Hello! Im a new member here. I have Maggie a GSD @ 2 months old. 
Im still a college student so I leave her together with my Shitzu from 9am til 5pm. Maggie and I usually strolls around 5-6am, so that she can release her energy @ early morning. And at the same time, she can be socialized with different early morning people. Am I doing a great job as a newbie?

Well, the problem is like most of you guys.
Our center table has bite marks of her on four corners.
Which is really a pain in my eyes.
Is it really alright if I prefer to leave her at her crate from 9am til 5pm?

anyways here is my GSD cuttie Maggie

http://www.germanshepherds.com/forum/ubbthreads.php?ubb=showflat&Number=819376&page=1#Post819376


----------



## ElviGlass (Oct 1, 2008)

> Originally Posted By: CurtisSo Lexi the GSD is now 10 months old and my puggle Lyla is about a year and a half. their kennels but I don't like leaving them kenneled all day while I'm at work.
> Am I asking to much for this to work with their ages? Does anyone else do this with younger dogs?


Curtis, I would wait with leaving them out all day. I made that mistake with Sophie just two months ago and she redecorated my bedroom furniture. I guess she thought my dresser looks so much better with teeth art. 

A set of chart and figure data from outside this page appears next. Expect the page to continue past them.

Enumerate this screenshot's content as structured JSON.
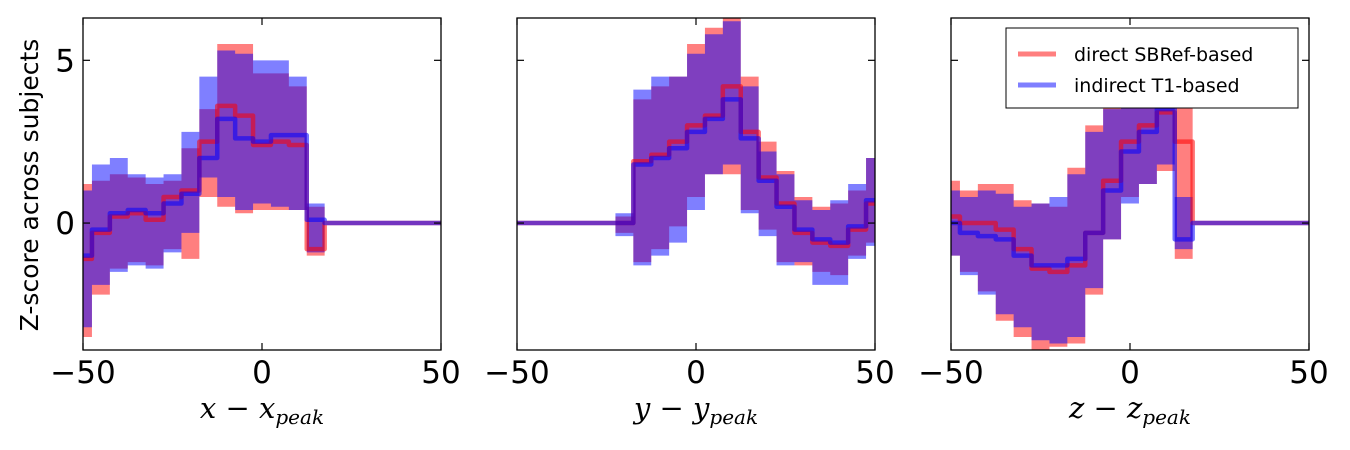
{
  "figure": {
    "ylabel": "Z-score across subjects"
  },
  "colors": {
    "direct": "#ff0000",
    "indirect": "#0000ff",
    "overlap_fill": "#7d3cc0"
  },
  "chart_data": [
    {
      "type": "area",
      "panel": "x",
      "xlabel": "x − x_peak",
      "xlabel_main": "x − x",
      "xlabel_sub": "peak",
      "xlim": [
        -50,
        50
      ],
      "ylim": [
        -3.9,
        6.3
      ],
      "xticks": [
        -50,
        0,
        50
      ],
      "xtick_labels": [
        "−50",
        "0",
        "50"
      ],
      "yticks": [
        5,
        0
      ],
      "ytick_labels": [
        "5",
        "0"
      ],
      "show_legend": false,
      "x": [
        -50,
        -45,
        -40,
        -35,
        -30,
        -25,
        -20,
        -15,
        -10,
        -5,
        0,
        5,
        10,
        15,
        20,
        25,
        30,
        35,
        40,
        45,
        50
      ],
      "series": [
        {
          "name": "direct SBRef-based",
          "mean": [
            -1.1,
            -0.3,
            0.2,
            0.3,
            0.1,
            0.8,
            1.0,
            2.5,
            3.6,
            3.3,
            2.4,
            2.5,
            2.4,
            -0.8,
            0,
            0,
            0,
            0,
            0,
            0,
            0
          ],
          "upper": [
            1.2,
            1.3,
            1.5,
            1.4,
            1.2,
            1.3,
            2.3,
            3.5,
            5.5,
            5.5,
            4.6,
            4.6,
            4.2,
            0.5,
            0,
            0,
            0,
            0,
            0,
            0,
            0
          ],
          "lower": [
            -3.5,
            -2.2,
            -1.4,
            -1.2,
            -1.3,
            -0.8,
            -1.1,
            0.8,
            0.5,
            0.3,
            0.4,
            0.4,
            0.4,
            -1.0,
            0,
            0,
            0,
            0,
            0,
            0,
            0
          ]
        },
        {
          "name": "indirect T1-based",
          "mean": [
            -1.0,
            -0.2,
            0.3,
            0.4,
            0.3,
            0.6,
            0.9,
            2.0,
            3.2,
            2.6,
            2.5,
            2.7,
            2.7,
            0.1,
            0,
            0,
            0,
            0,
            0,
            0,
            0
          ],
          "upper": [
            1.0,
            1.8,
            2.0,
            1.5,
            1.4,
            1.5,
            2.8,
            4.5,
            5.3,
            5.2,
            5.0,
            5.0,
            4.5,
            0.6,
            0,
            0,
            0,
            0,
            0,
            0,
            0
          ],
          "lower": [
            -3.2,
            -1.9,
            -1.5,
            -1.3,
            -1.4,
            -0.9,
            -0.3,
            1.4,
            0.8,
            0.4,
            0.6,
            0.5,
            0.4,
            -0.9,
            0,
            0,
            0,
            0,
            0,
            0,
            0
          ]
        }
      ]
    },
    {
      "type": "area",
      "panel": "y",
      "xlabel": "y − y_peak",
      "xlabel_main": "y − y",
      "xlabel_sub": "peak",
      "xlim": [
        -50,
        50
      ],
      "ylim": [
        -3.9,
        6.3
      ],
      "xticks": [
        -50,
        0,
        50
      ],
      "xtick_labels": [
        "−50",
        "0",
        "50"
      ],
      "yticks": [],
      "ytick_labels": [],
      "show_legend": false,
      "x": [
        -50,
        -45,
        -40,
        -35,
        -30,
        -25,
        -20,
        -15,
        -10,
        -5,
        0,
        5,
        10,
        15,
        20,
        25,
        30,
        35,
        40,
        45,
        50
      ],
      "series": [
        {
          "name": "direct SBRef-based",
          "mean": [
            0,
            0,
            0,
            0,
            0,
            0,
            0,
            1.9,
            2.1,
            2.5,
            3.0,
            3.3,
            4.2,
            2.8,
            1.4,
            0.6,
            -0.3,
            -0.6,
            -0.7,
            -0.2,
            0.6
          ],
          "upper": [
            0,
            0,
            0,
            0,
            0,
            0,
            0.2,
            3.8,
            4.2,
            4.5,
            5.5,
            6.0,
            6.3,
            4.5,
            2.5,
            1.6,
            0.8,
            0.5,
            0.6,
            1.0,
            2.0
          ],
          "lower": [
            0,
            0,
            0,
            0,
            0,
            0,
            -0.3,
            -1.2,
            -0.8,
            -0.1,
            0.8,
            1.5,
            1.5,
            0.4,
            -0.2,
            -1.2,
            -1.3,
            -1.5,
            -1.6,
            -1.0,
            -0.6
          ]
        },
        {
          "name": "indirect T1-based",
          "mean": [
            0,
            0,
            0,
            0,
            0,
            0,
            0,
            1.8,
            2.0,
            2.3,
            2.8,
            3.2,
            3.8,
            2.6,
            1.3,
            0.5,
            -0.2,
            -0.5,
            -0.6,
            -0.1,
            0.7
          ],
          "upper": [
            0,
            0,
            0,
            0,
            0,
            0,
            0.3,
            4.1,
            4.5,
            4.5,
            5.2,
            5.8,
            6.2,
            4.2,
            2.2,
            1.5,
            0.7,
            0.4,
            0.7,
            1.2,
            2.0
          ],
          "lower": [
            0,
            0,
            0,
            0,
            0,
            0,
            -0.4,
            -1.3,
            -1.0,
            -0.6,
            0.4,
            1.5,
            1.8,
            0.3,
            -0.4,
            -1.3,
            -1.2,
            -1.9,
            -1.9,
            -1.1,
            -0.7
          ]
        }
      ]
    },
    {
      "type": "area",
      "panel": "z",
      "xlabel": "z − z_peak",
      "xlabel_main": "z − z",
      "xlabel_sub": "peak",
      "xlim": [
        -50,
        50
      ],
      "ylim": [
        -3.9,
        6.3
      ],
      "xticks": [
        -50,
        0,
        50
      ],
      "xtick_labels": [
        "−50",
        "0",
        "50"
      ],
      "yticks": [],
      "ytick_labels": [],
      "show_legend": true,
      "legend_loc": "upper right",
      "x": [
        -50,
        -45,
        -40,
        -35,
        -30,
        -25,
        -20,
        -15,
        -10,
        -5,
        0,
        5,
        10,
        15,
        20,
        25,
        30,
        35,
        40,
        45,
        50
      ],
      "series": [
        {
          "name": "direct SBRef-based",
          "mean": [
            0.2,
            0.0,
            0.0,
            -0.2,
            -0.8,
            -1.4,
            -1.5,
            -1.3,
            -0.3,
            1.3,
            2.5,
            3.0,
            3.4,
            2.5,
            0,
            0,
            0,
            0,
            0,
            0,
            0
          ],
          "upper": [
            1.3,
            1.0,
            1.2,
            1.2,
            0.7,
            0.6,
            0.5,
            1.7,
            3.0,
            4.0,
            5.3,
            6.0,
            5.9,
            3.8,
            0,
            0,
            0,
            0,
            0,
            0,
            0
          ],
          "lower": [
            -1.0,
            -1.5,
            -2.1,
            -3.0,
            -3.5,
            -3.9,
            -3.8,
            -3.7,
            -2.2,
            -0.5,
            0.8,
            1.2,
            1.6,
            -1.1,
            0,
            0,
            0,
            0,
            0,
            0,
            0
          ]
        },
        {
          "name": "indirect T1-based",
          "mean": [
            0.0,
            -0.3,
            -0.4,
            -0.5,
            -1.0,
            -1.3,
            -1.3,
            -1.1,
            -0.3,
            1.0,
            2.2,
            2.8,
            3.5,
            -0.5,
            0,
            0,
            0,
            0,
            0,
            0,
            0
          ],
          "upper": [
            1.0,
            0.8,
            1.0,
            0.9,
            0.5,
            0.6,
            0.8,
            1.5,
            2.8,
            3.5,
            4.5,
            5.5,
            5.8,
            0.8,
            0,
            0,
            0,
            0,
            0,
            0,
            0
          ],
          "lower": [
            -1.0,
            -1.6,
            -2.2,
            -2.8,
            -3.2,
            -3.6,
            -3.7,
            -3.5,
            -2.0,
            -0.5,
            0.6,
            1.2,
            1.8,
            -0.8,
            0,
            0,
            0,
            0,
            0,
            0,
            0
          ]
        }
      ]
    }
  ]
}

She is about 1 1/2 years old now...so I am going to wait a bit longer until I will leave her out again for a more extended time period. I would also be concerned with electrical cords and such..things she could really get hurt by. My opinion is "better safe than sorry". 

Elvi


----------



## KristinEnn (Oct 2, 2008)

I had to crate Kahn until he was about 2 so.. like what everyone else seems to be saying about 18-20 months or so. I would start by leaving him out while i was in the shower but would come out to chewed holes in our carpet.. that was how i always knew.. not time yet. lol 
Its been a few months since he hasnt chewed so we JUST recently leave him out with Mika when we leave and he is wonderful now. We leave him out at night too.. he patrols the house. Comes into our bedroom and sniffs our feet and faces at night then he is on his way to the living room... he does this routine about every three hours.. he likes to check up.


----------